Because resources are limited, it is very important to get the most information from each experiment you do.
Well-designed experiments can produce significantly more information and often require fewer runs than haphazard or unplanned experiments.
Also, a well-designed experiment will ensure that you can evaluate the effects that you have identified as important.
For example, if you believe that there is an interaction between two variables, be sure to include both variables in your design. Interactions are impossible to estimate from a "one factor at a time" experiment.
An interaction occurs when the effect of one variable is affected by the level of a different variable.
Careful planning can help you avoid problems that can occur during the execution of the experimental plan. For example, personnel, equipment availability, funding, and the mechanical aspects of your system can affect your ability to do the experiment.
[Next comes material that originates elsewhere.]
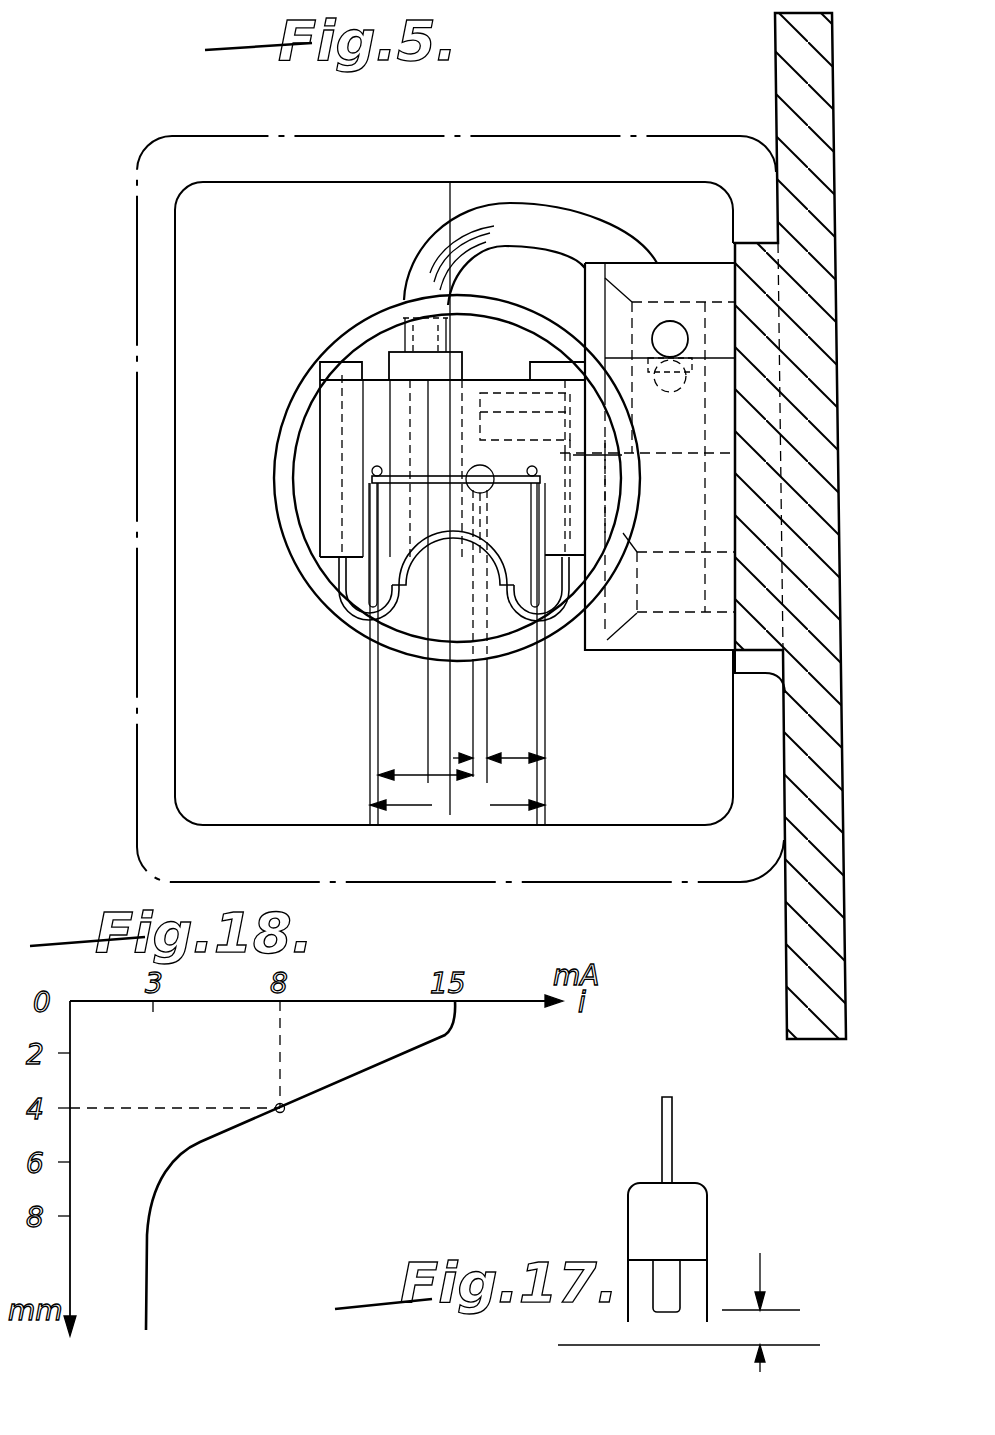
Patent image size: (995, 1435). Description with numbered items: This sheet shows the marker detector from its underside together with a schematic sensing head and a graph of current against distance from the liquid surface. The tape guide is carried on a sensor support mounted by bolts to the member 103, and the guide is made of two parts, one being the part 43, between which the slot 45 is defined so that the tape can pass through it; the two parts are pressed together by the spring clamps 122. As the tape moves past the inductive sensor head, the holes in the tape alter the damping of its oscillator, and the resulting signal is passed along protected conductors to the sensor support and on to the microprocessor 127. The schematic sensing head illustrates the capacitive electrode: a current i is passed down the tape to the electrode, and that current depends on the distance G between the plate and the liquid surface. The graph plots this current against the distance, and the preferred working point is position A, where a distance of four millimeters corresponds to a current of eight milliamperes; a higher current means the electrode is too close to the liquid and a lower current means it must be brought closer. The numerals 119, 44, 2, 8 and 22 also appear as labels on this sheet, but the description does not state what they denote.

If your project has low priority, you might want to do small sequential experiments. That way, if you lose resources to a higher priority project, you will not have to discard the data you have already collected. When resources become available again, you can continue experimentation.
Minitab provides numerous tools to evaluate process control and to analyze your measurement system.
In many process development and manufacturing applications, the number of potential variables (factors) is large. Screening (process characterization) is used to reduce the number of factors by identifying the most important factors that affect product quality. This reduction lets you concentrate process improvement efforts on the few most important factors. Different types of screening designs can screen different types of terms and detect or model curvature. If necessary, further optimization experiments can be done to model more complex interactions or to more precisely define the nature of the response surface.
After you have identified the important terms by screening, you need to determine the optimal values for the experimental factors. Optimal factor values depend on the process goal. For example, you might want to maximize process yield or reduce product variability.
Verification involves performing a subsequent experiment at the predicted optimal conditions to confirm the optimization results. For example, you can do a few verification runs at the optimal settings, then obtain a confidence interval for the mean response.